Com a finalidade de responder a esse problema de faixa etária e melhorar a qualidade dos atletas na transição da base para o profissional, a criação da categoria Sub-23 voltou à tona entre dirigentes de clubes que enxergam uma boa oportunidade com o Brasileirão de Aspirantes. A competição é organizada pela CBF, com apoio do presidente eleito para o quadriênio 2019-2023, Rogério Caboclo, atualmente diretor-executivo da entidade. O cartola considera a categoria uma chance para que os atletas possam conseguir emprego - já que muitos acabam abandonando a profissão quando chegam aos 21 anos sem uma oportunidade na equipe principal.

Criado em 2017, com dez times formados por jogadores de até 23 anos, o torneio teve um curto calendário em sua primeira edição, com todos os jogos realizados nos três últimos meses do ano. A final, disputada entre Santos e Internacional, rendeu o troféu ao Colorado, que atualmente conta com destaques daquele time na disputa do Campeonato Brasileiro da Série A.

Em 2018, o calendário melhorou, mas, apesar de a CBF ter convidado seus 20 clubes de maior expressão em janeiro, apenas cinco dos times de maior torcida do país (Grêmio, Internacional, Santos, São Paulo e Cruzeiro) entraram na competição. Alegando não ter jogadores suficientes na idade para formar um time, os cariocas Botafogo, Flamengo, Fluminense e Vasco, o Atlético-MG e os paulistas Corinthians e Palmeiras recusaram o chamado. Com isso, o torneio, iniciado em junho passado, adotou o formato com 16 times, oito em cada grupo, incluindo clubes da segunda divisão.

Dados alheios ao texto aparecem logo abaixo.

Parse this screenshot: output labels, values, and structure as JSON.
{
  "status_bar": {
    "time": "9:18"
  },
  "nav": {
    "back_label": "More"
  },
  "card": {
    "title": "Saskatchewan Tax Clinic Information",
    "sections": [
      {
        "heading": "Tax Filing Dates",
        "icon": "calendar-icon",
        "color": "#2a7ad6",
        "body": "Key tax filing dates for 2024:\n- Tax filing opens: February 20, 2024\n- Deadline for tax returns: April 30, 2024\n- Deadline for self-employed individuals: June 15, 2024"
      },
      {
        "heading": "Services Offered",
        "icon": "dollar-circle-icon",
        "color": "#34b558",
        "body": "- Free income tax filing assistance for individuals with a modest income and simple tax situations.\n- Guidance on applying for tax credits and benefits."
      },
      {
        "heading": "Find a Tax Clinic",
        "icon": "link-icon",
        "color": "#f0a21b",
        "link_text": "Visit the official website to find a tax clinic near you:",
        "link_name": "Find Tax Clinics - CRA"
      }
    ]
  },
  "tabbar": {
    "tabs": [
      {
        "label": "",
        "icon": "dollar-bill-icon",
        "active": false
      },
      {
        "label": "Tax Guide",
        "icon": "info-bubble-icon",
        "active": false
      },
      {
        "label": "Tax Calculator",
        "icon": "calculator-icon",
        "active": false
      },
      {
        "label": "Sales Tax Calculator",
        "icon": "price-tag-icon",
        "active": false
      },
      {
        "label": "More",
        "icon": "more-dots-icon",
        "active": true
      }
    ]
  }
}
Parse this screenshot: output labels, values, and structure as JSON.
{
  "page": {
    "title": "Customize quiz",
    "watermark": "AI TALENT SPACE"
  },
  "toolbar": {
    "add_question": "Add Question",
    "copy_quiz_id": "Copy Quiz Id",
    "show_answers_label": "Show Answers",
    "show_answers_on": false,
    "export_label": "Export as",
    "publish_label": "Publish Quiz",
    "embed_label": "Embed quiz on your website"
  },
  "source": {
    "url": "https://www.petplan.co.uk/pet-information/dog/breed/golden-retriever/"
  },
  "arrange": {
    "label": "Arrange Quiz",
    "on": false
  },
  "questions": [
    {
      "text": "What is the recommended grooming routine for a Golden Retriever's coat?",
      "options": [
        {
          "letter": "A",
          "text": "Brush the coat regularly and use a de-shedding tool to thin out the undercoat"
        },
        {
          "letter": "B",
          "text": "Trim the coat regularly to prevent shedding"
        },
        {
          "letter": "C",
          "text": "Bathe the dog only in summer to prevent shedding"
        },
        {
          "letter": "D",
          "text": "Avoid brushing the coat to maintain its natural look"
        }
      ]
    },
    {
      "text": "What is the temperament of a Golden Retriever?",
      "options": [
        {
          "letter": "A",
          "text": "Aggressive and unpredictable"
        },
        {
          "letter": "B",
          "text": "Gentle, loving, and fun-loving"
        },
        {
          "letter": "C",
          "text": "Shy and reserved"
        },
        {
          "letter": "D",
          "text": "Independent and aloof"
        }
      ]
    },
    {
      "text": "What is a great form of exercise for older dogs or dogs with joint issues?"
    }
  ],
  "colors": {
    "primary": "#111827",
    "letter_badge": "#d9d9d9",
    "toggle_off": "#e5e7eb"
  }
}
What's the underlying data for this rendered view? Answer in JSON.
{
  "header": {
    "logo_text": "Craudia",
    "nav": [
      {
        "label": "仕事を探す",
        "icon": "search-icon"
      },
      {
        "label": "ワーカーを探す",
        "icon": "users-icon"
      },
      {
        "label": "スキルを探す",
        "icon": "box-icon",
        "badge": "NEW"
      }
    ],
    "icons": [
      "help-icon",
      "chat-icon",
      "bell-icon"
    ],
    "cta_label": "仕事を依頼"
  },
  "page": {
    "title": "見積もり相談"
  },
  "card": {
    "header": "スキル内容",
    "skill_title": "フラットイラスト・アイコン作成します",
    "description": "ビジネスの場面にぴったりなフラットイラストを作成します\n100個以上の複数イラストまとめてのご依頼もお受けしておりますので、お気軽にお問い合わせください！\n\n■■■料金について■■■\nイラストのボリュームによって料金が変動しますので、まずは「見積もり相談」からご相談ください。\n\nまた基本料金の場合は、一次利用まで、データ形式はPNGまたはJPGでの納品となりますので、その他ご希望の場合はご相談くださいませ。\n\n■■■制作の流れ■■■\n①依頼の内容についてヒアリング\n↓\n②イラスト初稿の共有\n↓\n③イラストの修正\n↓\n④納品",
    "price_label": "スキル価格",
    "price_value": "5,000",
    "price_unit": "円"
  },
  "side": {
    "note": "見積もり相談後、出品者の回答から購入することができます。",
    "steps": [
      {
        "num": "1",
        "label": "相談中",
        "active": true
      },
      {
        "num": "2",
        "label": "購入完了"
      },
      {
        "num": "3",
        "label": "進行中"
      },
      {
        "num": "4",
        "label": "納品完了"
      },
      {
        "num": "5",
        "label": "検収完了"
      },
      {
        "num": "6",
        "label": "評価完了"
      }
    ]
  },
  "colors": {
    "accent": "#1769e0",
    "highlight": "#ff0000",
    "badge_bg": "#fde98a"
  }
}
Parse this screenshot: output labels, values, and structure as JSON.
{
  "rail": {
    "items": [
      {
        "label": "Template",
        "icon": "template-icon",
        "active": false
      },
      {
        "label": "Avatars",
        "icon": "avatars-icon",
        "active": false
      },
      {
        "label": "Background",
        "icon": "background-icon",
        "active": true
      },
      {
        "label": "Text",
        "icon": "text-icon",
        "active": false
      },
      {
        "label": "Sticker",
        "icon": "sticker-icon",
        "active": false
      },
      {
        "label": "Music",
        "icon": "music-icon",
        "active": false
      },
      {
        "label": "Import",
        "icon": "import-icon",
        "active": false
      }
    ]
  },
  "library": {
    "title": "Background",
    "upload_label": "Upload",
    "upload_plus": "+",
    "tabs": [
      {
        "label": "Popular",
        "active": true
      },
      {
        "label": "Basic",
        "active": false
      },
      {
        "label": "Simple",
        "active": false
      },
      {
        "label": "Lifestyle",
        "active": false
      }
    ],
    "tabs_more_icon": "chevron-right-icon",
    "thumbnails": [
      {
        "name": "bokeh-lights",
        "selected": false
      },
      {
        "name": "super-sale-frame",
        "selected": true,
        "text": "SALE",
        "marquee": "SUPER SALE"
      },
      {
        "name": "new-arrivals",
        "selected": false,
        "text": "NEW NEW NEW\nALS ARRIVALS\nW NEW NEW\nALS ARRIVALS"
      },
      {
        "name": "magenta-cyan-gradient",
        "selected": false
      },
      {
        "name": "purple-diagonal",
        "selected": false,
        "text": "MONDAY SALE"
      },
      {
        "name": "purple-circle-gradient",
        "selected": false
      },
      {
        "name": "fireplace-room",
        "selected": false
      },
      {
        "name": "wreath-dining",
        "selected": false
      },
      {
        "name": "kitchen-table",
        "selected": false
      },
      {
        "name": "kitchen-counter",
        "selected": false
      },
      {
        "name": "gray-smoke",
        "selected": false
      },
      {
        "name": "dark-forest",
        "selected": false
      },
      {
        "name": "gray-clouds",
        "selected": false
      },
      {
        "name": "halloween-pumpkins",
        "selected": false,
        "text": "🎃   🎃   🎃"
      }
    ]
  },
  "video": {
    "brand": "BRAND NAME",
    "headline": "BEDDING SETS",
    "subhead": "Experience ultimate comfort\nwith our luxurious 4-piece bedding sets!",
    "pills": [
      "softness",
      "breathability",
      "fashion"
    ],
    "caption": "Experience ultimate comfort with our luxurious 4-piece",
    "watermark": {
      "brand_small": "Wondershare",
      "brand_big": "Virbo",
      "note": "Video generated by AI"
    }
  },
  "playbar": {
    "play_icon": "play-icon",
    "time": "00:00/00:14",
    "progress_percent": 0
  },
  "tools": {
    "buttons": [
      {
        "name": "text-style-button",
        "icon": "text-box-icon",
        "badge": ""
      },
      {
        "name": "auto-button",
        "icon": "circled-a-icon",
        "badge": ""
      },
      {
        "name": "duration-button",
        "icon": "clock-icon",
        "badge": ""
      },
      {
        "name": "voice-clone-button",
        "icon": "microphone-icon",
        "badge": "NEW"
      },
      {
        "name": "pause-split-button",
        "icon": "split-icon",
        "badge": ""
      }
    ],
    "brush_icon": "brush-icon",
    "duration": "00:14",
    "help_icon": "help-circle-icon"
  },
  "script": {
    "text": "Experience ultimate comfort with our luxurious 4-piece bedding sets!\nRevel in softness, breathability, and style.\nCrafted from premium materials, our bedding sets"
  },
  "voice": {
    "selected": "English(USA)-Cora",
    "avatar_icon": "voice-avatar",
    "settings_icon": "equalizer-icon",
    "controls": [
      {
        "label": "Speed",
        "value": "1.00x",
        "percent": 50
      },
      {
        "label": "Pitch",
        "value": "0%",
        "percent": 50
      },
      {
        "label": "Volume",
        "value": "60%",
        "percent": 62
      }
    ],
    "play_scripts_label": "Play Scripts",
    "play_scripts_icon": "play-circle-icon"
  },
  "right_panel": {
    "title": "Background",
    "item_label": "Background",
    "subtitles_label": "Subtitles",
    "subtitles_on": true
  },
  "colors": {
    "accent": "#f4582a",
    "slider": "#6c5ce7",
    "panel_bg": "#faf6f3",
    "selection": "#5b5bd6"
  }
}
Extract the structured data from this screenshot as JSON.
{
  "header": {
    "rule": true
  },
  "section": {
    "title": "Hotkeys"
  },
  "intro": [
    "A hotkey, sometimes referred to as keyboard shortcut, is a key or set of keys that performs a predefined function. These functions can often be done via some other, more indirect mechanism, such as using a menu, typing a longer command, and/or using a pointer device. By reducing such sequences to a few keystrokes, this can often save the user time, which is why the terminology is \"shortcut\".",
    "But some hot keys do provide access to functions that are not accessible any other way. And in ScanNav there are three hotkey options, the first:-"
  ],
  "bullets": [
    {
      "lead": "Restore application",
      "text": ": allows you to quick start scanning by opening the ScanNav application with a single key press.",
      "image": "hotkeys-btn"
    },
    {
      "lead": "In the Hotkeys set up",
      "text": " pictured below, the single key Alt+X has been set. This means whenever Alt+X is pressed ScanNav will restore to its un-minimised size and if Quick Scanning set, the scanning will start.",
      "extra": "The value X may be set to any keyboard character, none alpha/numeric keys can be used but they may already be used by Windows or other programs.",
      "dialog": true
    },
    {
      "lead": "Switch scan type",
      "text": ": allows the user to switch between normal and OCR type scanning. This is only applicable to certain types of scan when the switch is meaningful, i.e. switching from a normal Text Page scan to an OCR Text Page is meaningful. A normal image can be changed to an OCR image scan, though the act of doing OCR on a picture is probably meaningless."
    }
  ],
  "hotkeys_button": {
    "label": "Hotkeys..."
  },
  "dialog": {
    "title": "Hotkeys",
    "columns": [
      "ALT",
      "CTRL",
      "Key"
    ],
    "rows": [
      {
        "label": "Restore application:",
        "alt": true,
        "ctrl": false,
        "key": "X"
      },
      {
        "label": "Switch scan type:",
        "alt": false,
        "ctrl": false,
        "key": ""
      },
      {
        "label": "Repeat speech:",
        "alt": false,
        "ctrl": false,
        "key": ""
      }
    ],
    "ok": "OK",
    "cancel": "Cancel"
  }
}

- A Liga Brasileira é uma das poucas que não têm um calendário de competições para o Sub-23. Alguns atletas do Sub-20 vão para o profissional e, muitas vezes, quando isso não acontece, acabam sendo transferidos para clubes pequenos - afirmou o executivo de futebol do Sport, Klauss Câmara, que celebra o retorno da competição de aspirantes

- Nós brigamos muito para que a CBF voltasse a organizar torneios pela formação dos atletas, mas acho que ainda falta um projeto unificado, onde grandes equipes possuam um time Sub-23 para que tenhamos um calendário de competições ao longo do ano e uma liga cada vez mais forte.

A partir da necessidade de manter as promessas da base e desenvolvê-las para que sejam integradas ao elenco profissional, os clubes dão passos curtos no desenvolvimento do setor, mas aprovam o retorno do investimento realizado. Atualmente, dez participantes da Série A possuem time com jogadores até 23 anos: América-MG, Grêmio, São Paulo, Vitória, Atlético-PR, Sport, Chapecoense, Internacional, Santos, Bahia. Nesse grupo, destaca-se o modelo organizacional implantado pelo Colorado.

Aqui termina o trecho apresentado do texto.